# Zyxel 630 ADSL Modem unter LINUX ????



## finsh (3. April 2003)

moin!

ich hab zuhaus ein *ADSL modem der marke Zyxel Prestige 630-11*. ich will diesen unter linux installieren, bzw. konfigurieren. wie kann ich das am besten, wo kriege ich die treiber her??? kann mir jemand helfen? zudem möchte ich, dass wenn der pc startet automatisch zum internet connectet. dies ist mit ppoe grundsätzlich möglich (oder irre ich mich) ?!?!?!?
ich arbeite mit *MANDRAKE 9.0* 
ach ja, ich wohne in der schweiz. hab im internet keine anleitungen gefunden...

gruss FINSH


----------



## Marcus Roffmann (3. April 2003)

Ich weis nicht wie das bei dir ist, ob du auch per Netzwerkkarte + Kabel mit deinem Modem verbunden bist oder nicht. Ich geh aber mal davon aus das es bei dir auch so ist, dann ist es nicht einmal schwer.
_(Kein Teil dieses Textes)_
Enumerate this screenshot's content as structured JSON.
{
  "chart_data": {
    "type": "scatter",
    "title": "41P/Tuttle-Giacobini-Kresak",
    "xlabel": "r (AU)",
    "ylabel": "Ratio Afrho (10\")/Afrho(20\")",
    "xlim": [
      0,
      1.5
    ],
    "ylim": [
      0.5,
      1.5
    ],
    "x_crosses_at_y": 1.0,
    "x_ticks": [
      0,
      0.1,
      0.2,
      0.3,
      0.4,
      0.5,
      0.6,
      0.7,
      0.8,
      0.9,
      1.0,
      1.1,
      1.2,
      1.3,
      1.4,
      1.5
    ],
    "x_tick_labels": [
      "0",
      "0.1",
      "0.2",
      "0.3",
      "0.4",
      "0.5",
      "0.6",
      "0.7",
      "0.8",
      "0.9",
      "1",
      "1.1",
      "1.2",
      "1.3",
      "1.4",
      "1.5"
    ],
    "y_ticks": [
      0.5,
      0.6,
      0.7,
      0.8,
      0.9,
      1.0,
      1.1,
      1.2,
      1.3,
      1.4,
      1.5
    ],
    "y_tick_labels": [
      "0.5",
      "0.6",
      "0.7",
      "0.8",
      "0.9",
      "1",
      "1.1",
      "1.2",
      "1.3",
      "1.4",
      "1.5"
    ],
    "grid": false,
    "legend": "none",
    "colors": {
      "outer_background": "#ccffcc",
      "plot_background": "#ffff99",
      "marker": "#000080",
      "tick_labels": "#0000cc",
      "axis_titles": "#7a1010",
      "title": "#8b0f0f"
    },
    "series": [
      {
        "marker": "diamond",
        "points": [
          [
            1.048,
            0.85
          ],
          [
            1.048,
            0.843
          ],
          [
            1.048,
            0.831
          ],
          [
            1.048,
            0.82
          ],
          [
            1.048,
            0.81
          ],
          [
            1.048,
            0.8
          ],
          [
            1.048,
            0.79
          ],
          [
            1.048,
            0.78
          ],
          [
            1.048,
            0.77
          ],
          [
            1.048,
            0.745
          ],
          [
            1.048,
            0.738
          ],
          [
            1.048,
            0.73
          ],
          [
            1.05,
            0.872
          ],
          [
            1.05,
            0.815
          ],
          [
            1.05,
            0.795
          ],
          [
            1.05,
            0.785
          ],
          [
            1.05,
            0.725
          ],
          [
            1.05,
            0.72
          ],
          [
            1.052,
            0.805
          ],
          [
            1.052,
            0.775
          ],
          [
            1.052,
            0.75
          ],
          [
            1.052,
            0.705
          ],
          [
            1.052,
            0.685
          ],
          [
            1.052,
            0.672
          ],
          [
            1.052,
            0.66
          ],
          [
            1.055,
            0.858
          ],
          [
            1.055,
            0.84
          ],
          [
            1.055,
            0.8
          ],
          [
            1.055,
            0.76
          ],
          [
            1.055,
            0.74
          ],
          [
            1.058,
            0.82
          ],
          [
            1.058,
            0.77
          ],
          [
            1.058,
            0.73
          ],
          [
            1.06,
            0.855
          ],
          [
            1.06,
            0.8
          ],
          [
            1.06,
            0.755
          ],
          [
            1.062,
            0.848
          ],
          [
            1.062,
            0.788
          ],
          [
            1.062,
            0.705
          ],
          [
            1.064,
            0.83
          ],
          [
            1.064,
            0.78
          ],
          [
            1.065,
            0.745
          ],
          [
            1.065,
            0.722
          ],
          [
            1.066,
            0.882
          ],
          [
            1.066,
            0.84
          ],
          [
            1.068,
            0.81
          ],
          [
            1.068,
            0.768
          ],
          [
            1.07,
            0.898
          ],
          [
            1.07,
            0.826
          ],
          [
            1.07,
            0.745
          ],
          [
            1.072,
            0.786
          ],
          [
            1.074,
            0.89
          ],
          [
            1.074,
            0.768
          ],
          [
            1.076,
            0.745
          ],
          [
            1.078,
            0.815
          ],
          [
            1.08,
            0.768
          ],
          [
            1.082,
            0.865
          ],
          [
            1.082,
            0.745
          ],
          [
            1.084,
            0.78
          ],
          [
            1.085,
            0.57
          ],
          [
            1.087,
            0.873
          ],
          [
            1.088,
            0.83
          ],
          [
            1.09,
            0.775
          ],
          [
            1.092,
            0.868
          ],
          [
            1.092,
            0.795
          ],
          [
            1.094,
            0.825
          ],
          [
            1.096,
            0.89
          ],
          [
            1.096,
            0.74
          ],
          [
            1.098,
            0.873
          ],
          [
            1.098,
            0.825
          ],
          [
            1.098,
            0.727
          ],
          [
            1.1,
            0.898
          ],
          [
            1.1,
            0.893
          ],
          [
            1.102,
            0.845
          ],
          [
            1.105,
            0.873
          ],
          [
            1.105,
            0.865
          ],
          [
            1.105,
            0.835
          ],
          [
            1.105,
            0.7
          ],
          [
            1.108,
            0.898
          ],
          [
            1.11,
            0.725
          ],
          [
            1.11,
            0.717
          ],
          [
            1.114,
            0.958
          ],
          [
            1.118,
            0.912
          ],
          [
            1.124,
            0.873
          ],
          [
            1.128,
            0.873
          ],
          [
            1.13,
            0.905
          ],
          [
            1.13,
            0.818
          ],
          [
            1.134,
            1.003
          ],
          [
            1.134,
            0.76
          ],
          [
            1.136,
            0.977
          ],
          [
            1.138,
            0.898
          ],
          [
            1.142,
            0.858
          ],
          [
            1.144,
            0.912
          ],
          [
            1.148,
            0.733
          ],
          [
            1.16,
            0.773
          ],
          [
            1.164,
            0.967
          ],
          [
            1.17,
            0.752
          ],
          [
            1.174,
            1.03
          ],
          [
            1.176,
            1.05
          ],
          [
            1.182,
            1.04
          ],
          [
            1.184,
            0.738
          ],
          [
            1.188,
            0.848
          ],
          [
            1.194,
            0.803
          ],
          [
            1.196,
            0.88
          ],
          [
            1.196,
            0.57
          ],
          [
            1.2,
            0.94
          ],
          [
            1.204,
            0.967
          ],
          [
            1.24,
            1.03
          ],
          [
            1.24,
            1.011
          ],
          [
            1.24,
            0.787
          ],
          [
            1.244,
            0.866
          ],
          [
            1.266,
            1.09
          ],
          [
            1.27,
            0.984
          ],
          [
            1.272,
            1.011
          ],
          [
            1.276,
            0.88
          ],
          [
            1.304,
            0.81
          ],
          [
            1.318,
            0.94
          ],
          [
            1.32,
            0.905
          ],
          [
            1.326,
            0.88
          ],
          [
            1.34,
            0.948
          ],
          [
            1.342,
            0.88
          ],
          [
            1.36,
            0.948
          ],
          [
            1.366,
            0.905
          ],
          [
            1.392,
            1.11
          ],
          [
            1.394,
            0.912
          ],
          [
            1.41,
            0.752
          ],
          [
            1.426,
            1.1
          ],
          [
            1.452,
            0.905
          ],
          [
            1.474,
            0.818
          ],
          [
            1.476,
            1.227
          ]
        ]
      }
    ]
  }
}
Du brauchst keine Treiber für dein Modem, sondern nur die für deine Netzwerkkarte und PPPoE (beides meistens im Kernel integriert). Du musst dann deine Netzwerkkarte einrichten und den ADSL Zugang konfigurieren (gibt's mehrere Tools unter jeder Distribution).

Eine nette Anleitung findest du unter: http://www.adsl4linux.de/howtos/ wo auch für mehrere Anbieter was drinsteht (ich hoff mal das deiner dabei ist).

Als nächstes kannst du dir ein kleines Skript basteln mit dem du Linux dazu bringst das eine Verbindung beim Start von Linux hergestellt wird. Dafür nimmst am besten ein Bash-Skript und lässt es mit deinem Runlevel starten.


----------



## finsh (3. April 2003)

danke digi.

das problem ist das das modem per USB angeschlossen ist. mit einem router wär das alles kein prob. mag aber nicht einige 100 EURO für ein router ausgeben.


----------



## Marcus Roffmann (3. April 2003)

Kannst du Französisch, solltest du ja eigentlich als Schweizer, oder?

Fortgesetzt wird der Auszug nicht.